🤖 AI Summary
This work addresses a critical gap in the theoretical understanding of Transformers by incorporating numerical analysis into their formal study. While existing theory assumes exact real-number arithmetic, practical implementations rely on finite-precision floating-point operations, which introduce rounding errors. By integrating numerical computation and function approximation theory, this paper formally demonstrates that under finite-precision floating-point arithmetic, Transformers can represent non-permutation-equivariant functions; they are capable of expressing all permutation-equivariant functions for bounded sequence lengths, but this expressivity degrades with longer sequences. Moreover, any nontrivial additive positional encoding is shown to impair their equivariant representational capacity. The study establishes, for the first time, the minimal equivariant architecture required for floating-point Transformers and provides tight upper and lower bounds on their expressive power.
📝 Abstract
The study on the expressive power of transformers shows that transformers are permutation equivariant, and they can approximate all permutation-equivariant continuous functions on a compact domain.
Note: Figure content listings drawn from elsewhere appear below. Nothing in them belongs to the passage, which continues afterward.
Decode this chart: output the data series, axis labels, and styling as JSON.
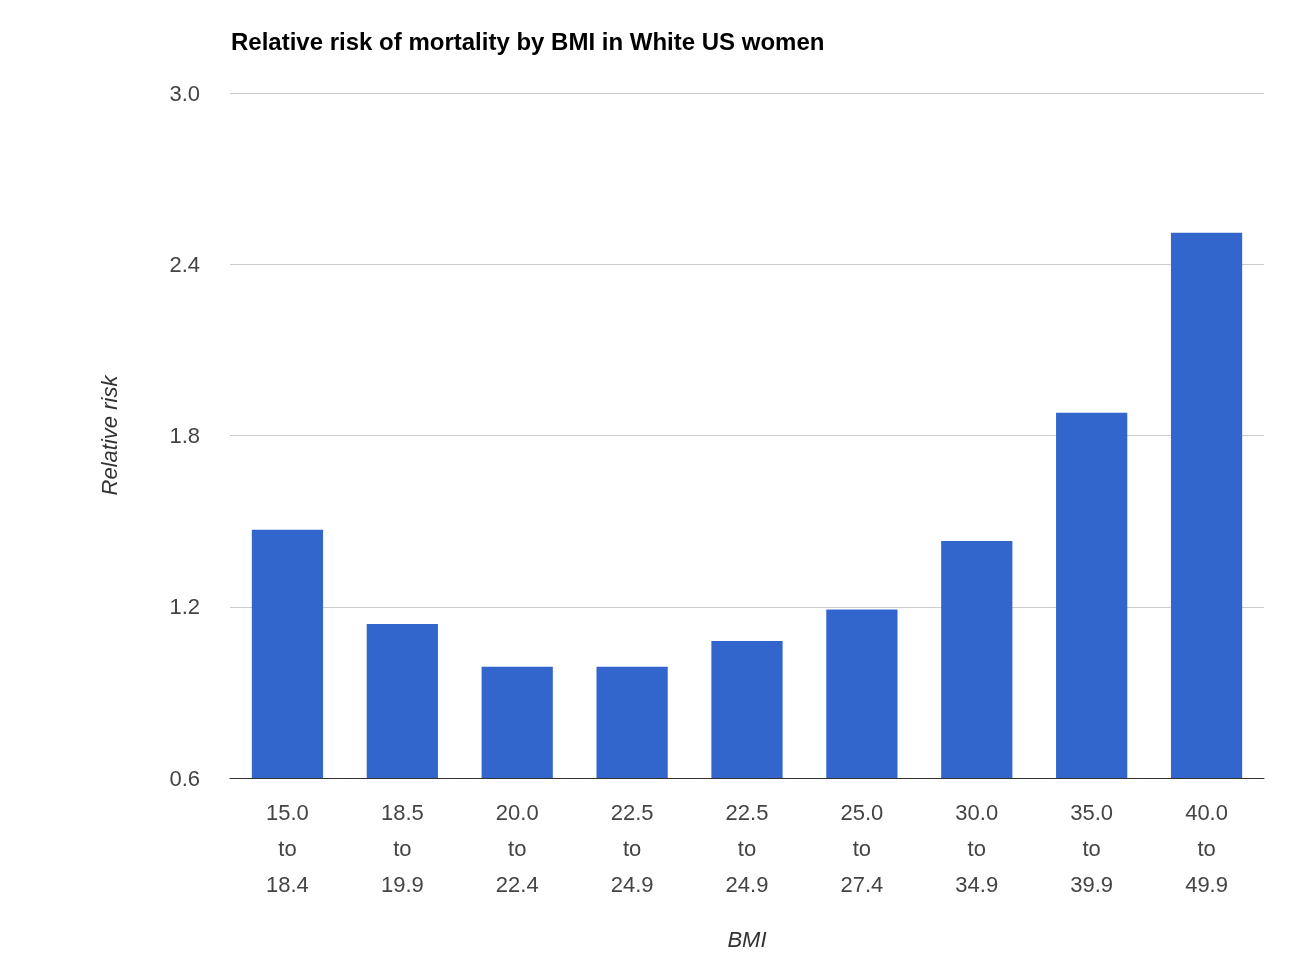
{
  "chart_data": {
    "type": "bar",
    "title": "Relative risk of mortality by BMI in White US women",
    "xlabel": "BMI",
    "ylabel": "Relative risk",
    "categories": [
      "15.0\nto\n18.4",
      "18.5\nto\n19.9",
      "20.0\nto\n22.4",
      "22.5\nto\n24.9",
      "22.5\nto\n24.9",
      "25.0\nto\n27.4",
      "30.0\nto\n34.9",
      "35.0\nto\n39.9",
      "40.0\nto\n49.9"
    ],
    "values": [
      1.47,
      1.14,
      0.99,
      0.99,
      1.08,
      1.19,
      1.43,
      1.88,
      2.51
    ],
    "color": "#3366cc",
    "ylim": [
      0.6,
      3.0
    ],
    "yticks": [
      {
        "value": 0.6,
        "label": "0.6"
      },
      {
        "value": 1.2,
        "label": "1.2"
      },
      {
        "value": 1.8,
        "label": "1.8"
      },
      {
        "value": 2.4,
        "label": "2.4"
      },
      {
        "value": 3.0,
        "label": "3.0"
      }
    ],
    "grid": "y"
  }
}
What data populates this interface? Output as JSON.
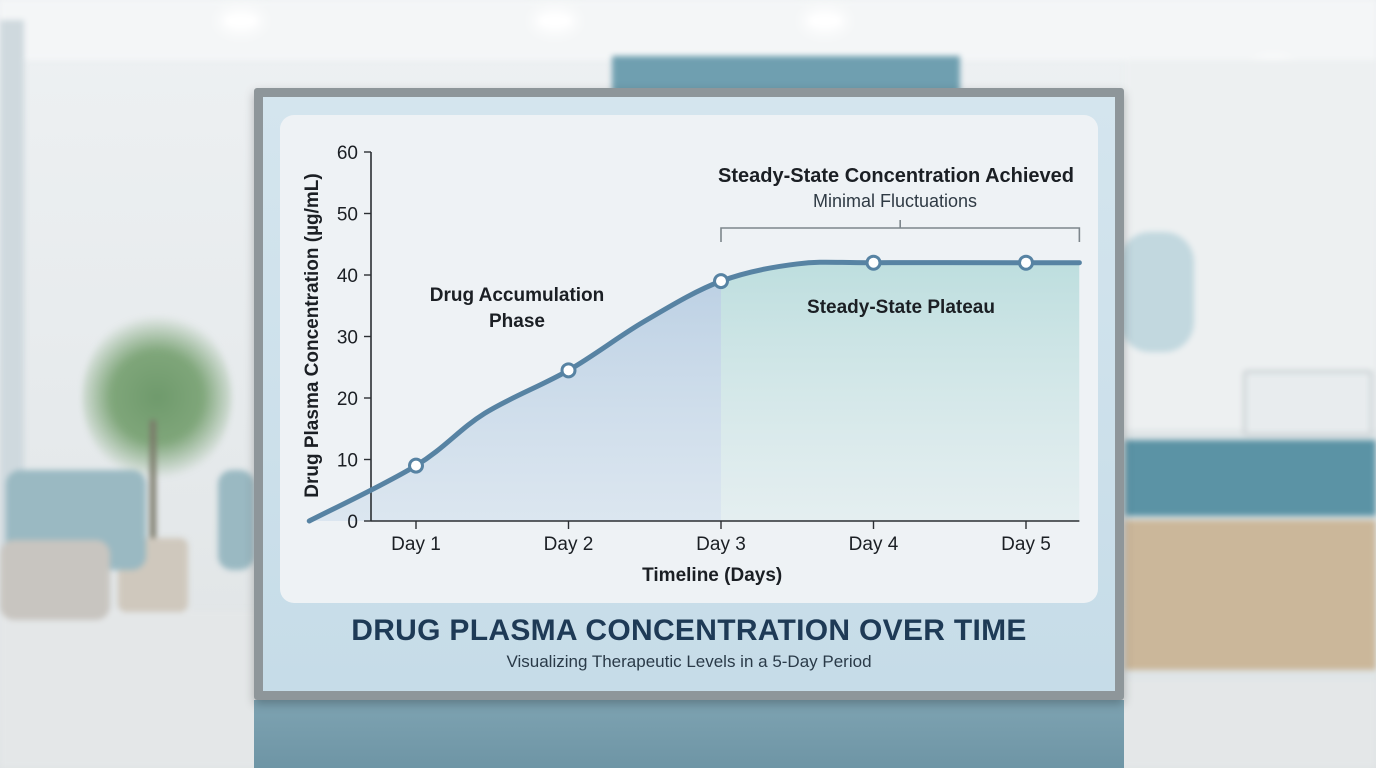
{
  "sign": {
    "title": "DRUG PLASMA CONCENTRATION OVER TIME",
    "subtitle": "Visualizing Therapeutic Levels in a 5-Day Period"
  },
  "chart_data": {
    "type": "area",
    "title": "DRUG PLASMA CONCENTRATION OVER TIME",
    "subtitle": "Visualizing Therapeutic Levels in a 5-Day Period",
    "xlabel": "Timeline (Days)",
    "ylabel": "Drug Plasma Concentration (µg/mL)",
    "categories": [
      "Day 1",
      "Day 2",
      "Day 3",
      "Day 4",
      "Day 5"
    ],
    "xlim": [
      0.3,
      5.35
    ],
    "ylim": [
      0,
      60
    ],
    "yticks": [
      0,
      10,
      20,
      30,
      40,
      50,
      60
    ],
    "grid": false,
    "series": [
      {
        "points": [
          {
            "x": 0.3,
            "y": 0,
            "marker": false
          },
          {
            "x": 1,
            "y": 9,
            "marker": true
          },
          {
            "x": 1.45,
            "y": 17.5,
            "marker": false
          },
          {
            "x": 2,
            "y": 24.5,
            "marker": true
          },
          {
            "x": 2.5,
            "y": 32.5,
            "marker": false
          },
          {
            "x": 3,
            "y": 39,
            "marker": true
          },
          {
            "x": 3.5,
            "y": 41.8,
            "marker": false
          },
          {
            "x": 4,
            "y": 42,
            "marker": true
          },
          {
            "x": 5,
            "y": 42,
            "marker": true
          },
          {
            "x": 5.35,
            "y": 42,
            "marker": false
          }
        ],
        "color": "#5783a3"
      }
    ],
    "regions": [
      {
        "from": 0.3,
        "to": 3,
        "label_lines": [
          "Drug Accumulation",
          "Phase"
        ],
        "fill": "#bed2e4"
      },
      {
        "from": 3,
        "to": 5.35,
        "label_lines": [
          "Steady-State Plateau"
        ],
        "fill": "#c5e0e2"
      }
    ],
    "bracket": {
      "from": 3,
      "to": 5.35,
      "heading": "Steady-State Concentration Achieved",
      "note": "Minimal Fluctuations"
    },
    "colors": {
      "line": "#5783a3",
      "axis": "#2b2f33",
      "text": "#1b1f24",
      "accumulation_fill": "#bed2e4",
      "plateau_fill": "#c5e0e2",
      "title": "#1e3a56"
    }
  }
}
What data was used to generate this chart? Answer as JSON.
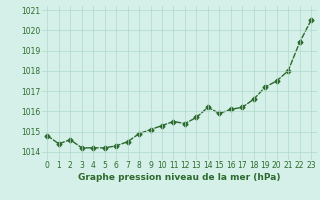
{
  "x": [
    0,
    1,
    2,
    3,
    4,
    5,
    6,
    7,
    8,
    9,
    10,
    11,
    12,
    13,
    14,
    15,
    16,
    17,
    18,
    19,
    20,
    21,
    22,
    23
  ],
  "y": [
    1014.8,
    1014.4,
    1014.6,
    1014.2,
    1014.2,
    1014.2,
    1014.3,
    1014.5,
    1014.9,
    1015.1,
    1015.3,
    1015.5,
    1015.4,
    1015.7,
    1016.2,
    1015.9,
    1016.1,
    1016.2,
    1016.6,
    1017.2,
    1017.5,
    1018.0,
    1019.4,
    1020.5
  ],
  "line_color": "#2d6a2d",
  "marker": "D",
  "marker_size": 2.5,
  "linewidth": 1.0,
  "bg_color": "#d4f0e8",
  "grid_color": "#b0d8cc",
  "xlabel": "Graphe pression niveau de la mer (hPa)",
  "xlabel_color": "#2d6a2d",
  "xlabel_fontsize": 6.5,
  "tick_color": "#2d6a2d",
  "tick_fontsize": 5.5,
  "ylim": [
    1013.6,
    1021.2
  ],
  "yticks": [
    1014,
    1015,
    1016,
    1017,
    1018,
    1019,
    1020,
    1021
  ],
  "xticks": [
    0,
    1,
    2,
    3,
    4,
    5,
    6,
    7,
    8,
    9,
    10,
    11,
    12,
    13,
    14,
    15,
    16,
    17,
    18,
    19,
    20,
    21,
    22,
    23
  ],
  "xlim": [
    -0.5,
    23.5
  ]
}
However, these results are derived under real parameters and exact operations, while real implementations on computers can only use a finite set of numbers and inexact machine operations with round-off errors. In this work, we investigate the representability of floating-point transformers that use floating-point parameters and floating-point operations. Unlike existing results under exact operations, we first show that floating-point transformers can represent a class of non-permutation-equivariant functions even without positional encoding. Furthermore, we prove that floating-point transformers can represent all permutation-equivariant functions when the sequence length is bounded, but they cannot when the sequence length is large. We also found the minimal equivariance structure in floating-point transformers, and show that all non-trivial additive positional encoding can harm the representability of floating-point transformers.